Chicago’s Mayor Richard M. Daley in a maneuver reminiscent of the politics of his infamous father, former Mayor Richard J. Daley, refused to allow debate of a measure voted on this week by the City Council to repeal the city’s ban on foie gras. Alderman Thomas Tunney, a restaurant owner and supporter of the mayor, maneuvered the repeal to a vote, and the measure passed this past week by a vote of 37-6.
Alderman Joe Moore, who originally sponsored the ban, was not allowed to speak before the vote, but did shout objections as the vote took place. Along with Moore, Toni Preckwinckle, Ricardo Munoz, Ed Smith, Scott Waguespack and Rey Colon voted against the repeal of the now two year old ban.
The 2006 Chicago ordinance was the second such ban to be passed in the U.S. In 2004 the California enacted a state law, Cal Health & Saf Code §§ 25980-25984, to outlaw not only the sale but also the production of foie gras statewide. The law does not take effect until 2012.
But Mayor Daley declared the ban "the silliest law the City Council has ever passed". Several Chicago restaurants as well as the Illinois Restaurant Association complained about the ban and the IRA along with a restaurateur even filed a lawsuit in the U.S. District Court for the Northern District of Illinois, challenging the constitutionality of the city’s action in banning foie gras. U.S. District Judge Blanche M. Manning later dismissed the case.

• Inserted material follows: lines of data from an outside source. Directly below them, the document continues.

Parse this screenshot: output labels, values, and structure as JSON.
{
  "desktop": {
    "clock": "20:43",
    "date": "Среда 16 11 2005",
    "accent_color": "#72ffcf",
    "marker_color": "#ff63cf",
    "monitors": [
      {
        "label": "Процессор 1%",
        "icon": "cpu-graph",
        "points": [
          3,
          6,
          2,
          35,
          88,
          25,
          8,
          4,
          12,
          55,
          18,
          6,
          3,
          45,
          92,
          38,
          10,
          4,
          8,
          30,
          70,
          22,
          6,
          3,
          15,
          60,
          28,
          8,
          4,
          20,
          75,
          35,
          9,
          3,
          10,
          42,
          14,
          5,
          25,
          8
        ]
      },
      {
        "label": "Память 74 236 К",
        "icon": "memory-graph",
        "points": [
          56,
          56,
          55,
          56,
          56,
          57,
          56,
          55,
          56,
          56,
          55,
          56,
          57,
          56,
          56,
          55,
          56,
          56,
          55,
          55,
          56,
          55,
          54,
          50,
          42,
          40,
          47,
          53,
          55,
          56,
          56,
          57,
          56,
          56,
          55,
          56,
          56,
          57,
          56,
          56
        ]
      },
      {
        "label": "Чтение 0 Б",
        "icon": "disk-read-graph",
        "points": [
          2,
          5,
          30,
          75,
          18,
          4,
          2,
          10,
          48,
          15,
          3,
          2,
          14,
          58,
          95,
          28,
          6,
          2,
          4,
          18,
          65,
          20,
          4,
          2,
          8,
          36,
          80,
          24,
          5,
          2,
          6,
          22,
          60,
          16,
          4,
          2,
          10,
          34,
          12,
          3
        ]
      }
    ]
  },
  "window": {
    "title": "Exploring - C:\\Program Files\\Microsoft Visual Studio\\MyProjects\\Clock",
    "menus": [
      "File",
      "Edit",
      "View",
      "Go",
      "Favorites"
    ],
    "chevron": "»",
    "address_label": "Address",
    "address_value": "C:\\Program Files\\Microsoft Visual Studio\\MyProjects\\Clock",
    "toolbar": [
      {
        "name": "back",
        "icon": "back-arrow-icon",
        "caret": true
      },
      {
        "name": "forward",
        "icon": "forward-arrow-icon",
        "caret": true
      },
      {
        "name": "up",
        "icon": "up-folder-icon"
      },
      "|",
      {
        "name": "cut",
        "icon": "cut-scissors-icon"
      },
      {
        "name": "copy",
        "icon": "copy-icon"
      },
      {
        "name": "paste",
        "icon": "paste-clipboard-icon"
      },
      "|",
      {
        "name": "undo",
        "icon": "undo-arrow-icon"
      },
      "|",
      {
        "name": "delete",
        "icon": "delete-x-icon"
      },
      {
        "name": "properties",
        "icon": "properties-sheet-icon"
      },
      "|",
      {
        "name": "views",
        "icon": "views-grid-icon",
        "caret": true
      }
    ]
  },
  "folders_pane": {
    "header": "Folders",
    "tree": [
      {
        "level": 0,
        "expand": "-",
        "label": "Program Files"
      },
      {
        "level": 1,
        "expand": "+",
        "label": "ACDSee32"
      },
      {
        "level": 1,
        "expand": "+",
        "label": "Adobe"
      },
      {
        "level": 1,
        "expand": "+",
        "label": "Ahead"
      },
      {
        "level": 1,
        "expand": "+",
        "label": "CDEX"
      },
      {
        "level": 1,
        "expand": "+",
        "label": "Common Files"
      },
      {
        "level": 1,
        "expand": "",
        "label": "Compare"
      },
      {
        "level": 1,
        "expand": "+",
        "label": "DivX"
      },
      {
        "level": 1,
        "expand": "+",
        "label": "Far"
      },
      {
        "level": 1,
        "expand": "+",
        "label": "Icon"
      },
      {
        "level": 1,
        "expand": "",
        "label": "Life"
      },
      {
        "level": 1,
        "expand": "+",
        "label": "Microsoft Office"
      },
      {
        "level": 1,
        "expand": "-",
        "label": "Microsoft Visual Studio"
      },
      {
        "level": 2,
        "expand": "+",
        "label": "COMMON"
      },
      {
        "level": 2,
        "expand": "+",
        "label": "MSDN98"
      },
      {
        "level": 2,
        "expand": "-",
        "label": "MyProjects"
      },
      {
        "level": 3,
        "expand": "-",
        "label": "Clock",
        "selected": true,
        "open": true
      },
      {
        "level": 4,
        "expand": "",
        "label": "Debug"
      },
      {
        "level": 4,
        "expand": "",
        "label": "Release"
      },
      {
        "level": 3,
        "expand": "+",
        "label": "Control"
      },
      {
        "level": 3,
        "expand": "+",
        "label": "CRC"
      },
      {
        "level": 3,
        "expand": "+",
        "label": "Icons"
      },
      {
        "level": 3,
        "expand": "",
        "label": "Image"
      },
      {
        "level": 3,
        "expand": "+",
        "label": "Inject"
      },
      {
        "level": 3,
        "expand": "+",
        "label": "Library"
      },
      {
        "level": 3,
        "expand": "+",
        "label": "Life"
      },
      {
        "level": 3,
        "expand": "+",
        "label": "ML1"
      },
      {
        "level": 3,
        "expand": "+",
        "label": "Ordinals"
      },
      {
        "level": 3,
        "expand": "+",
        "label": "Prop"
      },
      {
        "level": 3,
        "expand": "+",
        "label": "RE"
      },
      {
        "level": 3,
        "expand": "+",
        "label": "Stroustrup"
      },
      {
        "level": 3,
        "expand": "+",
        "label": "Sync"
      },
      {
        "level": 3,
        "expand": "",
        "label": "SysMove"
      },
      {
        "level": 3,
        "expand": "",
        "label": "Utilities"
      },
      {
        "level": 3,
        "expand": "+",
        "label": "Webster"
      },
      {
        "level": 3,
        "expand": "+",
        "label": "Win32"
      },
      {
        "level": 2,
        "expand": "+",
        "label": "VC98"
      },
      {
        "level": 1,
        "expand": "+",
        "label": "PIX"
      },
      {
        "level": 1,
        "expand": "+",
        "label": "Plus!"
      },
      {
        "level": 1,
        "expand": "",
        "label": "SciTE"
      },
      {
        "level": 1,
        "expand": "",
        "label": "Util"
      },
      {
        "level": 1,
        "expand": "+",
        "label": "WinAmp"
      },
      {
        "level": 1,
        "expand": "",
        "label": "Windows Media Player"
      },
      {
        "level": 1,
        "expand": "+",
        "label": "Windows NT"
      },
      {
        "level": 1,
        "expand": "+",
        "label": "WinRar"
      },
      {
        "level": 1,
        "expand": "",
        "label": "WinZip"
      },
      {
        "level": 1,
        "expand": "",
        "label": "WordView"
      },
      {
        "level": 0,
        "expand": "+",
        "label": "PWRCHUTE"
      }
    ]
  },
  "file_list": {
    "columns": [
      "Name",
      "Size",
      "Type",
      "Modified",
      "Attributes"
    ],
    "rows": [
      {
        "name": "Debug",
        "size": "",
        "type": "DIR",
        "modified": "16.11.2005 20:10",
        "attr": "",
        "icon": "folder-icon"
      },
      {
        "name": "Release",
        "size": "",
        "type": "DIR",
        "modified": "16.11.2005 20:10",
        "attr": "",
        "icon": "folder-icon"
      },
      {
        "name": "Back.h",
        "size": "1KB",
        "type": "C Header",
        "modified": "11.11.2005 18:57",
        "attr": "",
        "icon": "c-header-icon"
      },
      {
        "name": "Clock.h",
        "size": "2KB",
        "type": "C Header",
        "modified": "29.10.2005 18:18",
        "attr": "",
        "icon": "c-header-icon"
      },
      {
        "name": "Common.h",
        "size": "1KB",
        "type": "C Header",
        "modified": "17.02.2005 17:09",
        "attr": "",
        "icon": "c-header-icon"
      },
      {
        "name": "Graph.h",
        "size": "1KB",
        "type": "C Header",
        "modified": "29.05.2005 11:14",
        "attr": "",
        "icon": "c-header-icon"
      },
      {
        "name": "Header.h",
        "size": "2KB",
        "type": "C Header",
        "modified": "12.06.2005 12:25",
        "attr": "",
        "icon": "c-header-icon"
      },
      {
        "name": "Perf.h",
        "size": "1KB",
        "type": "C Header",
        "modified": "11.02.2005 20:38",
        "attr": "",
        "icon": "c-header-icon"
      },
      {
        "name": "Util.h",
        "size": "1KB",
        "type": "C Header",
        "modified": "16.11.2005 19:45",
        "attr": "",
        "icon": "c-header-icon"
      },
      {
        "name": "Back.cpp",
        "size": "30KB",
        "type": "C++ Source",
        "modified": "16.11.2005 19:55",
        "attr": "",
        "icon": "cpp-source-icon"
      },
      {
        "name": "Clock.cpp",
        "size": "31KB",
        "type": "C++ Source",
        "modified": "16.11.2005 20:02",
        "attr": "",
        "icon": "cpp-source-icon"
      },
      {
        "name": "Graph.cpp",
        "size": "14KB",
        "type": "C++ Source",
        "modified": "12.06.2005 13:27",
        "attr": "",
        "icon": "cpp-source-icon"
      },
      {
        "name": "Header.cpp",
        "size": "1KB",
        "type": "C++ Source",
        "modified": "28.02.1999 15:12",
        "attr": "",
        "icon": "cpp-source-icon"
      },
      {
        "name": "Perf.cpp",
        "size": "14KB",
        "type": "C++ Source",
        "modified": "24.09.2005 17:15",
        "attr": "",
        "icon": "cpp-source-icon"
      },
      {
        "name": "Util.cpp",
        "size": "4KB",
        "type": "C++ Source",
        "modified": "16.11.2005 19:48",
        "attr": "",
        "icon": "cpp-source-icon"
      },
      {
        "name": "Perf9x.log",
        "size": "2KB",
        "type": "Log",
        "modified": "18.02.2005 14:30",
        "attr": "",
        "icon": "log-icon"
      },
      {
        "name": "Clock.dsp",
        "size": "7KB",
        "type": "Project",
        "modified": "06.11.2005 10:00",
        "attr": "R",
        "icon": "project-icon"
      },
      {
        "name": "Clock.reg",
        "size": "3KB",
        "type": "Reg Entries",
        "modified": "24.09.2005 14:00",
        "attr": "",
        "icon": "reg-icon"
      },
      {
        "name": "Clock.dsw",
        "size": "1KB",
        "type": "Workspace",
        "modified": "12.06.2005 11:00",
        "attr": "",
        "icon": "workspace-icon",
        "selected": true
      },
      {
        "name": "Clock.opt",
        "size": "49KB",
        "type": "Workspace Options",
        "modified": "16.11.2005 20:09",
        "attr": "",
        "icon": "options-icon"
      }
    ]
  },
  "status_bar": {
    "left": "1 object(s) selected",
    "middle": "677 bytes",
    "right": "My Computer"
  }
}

Foie gras is considered a delicacy. It is fattened duck or goose liver. To make foie gras, producers confine ducks or geese in sheds and force feed them extraordinary quantities of food two or three times each day for some weeks. To force feed these animals, a metal pipe is shoved down their throats. Food is then pushed through the pipe into their stomachs. The birds are forced to consume each day ¼ to 1/3 of their body weight. The force feeding results in livers swollen to ten times their normal size and fatty liver disease. The animals have difficulty standing, walking and breathing. They choke and suffer ruptured throats. Their legs become crippled and they develop sores.
These birds are denied all natural behaviors as they are tortured each day in a dark shed. Many die during this process. It is an understatement to describe it as a cruel and inhumane process.
Surely, humans do not need to torture animals to create delicacies.
There are bans against force feeding in the Czech Republic, Denmark, Germany, Turkey, Finland, Italy, Luxembourg, Norway, Poland and 6 of the 9 Austrian provinces. Israel’s Supreme Court has ruled that force feeding violates the nation’s anti-cruelty laws. Animal cruelty laws in The Netherlands or Holland, South Africa, Switzerland, Sweden and the UK have been interpreted to apply to force feeding to produce foie gras. Last fall the City of York became the first city in the UK to ban foie gras. The European Union has called for alternatives to ban force feeding of ducks and geese within fifteen years, apparently to give France and Hungary, large foie gras producers, time to find alternatives.
Nearly 80% of Americans support such a ban.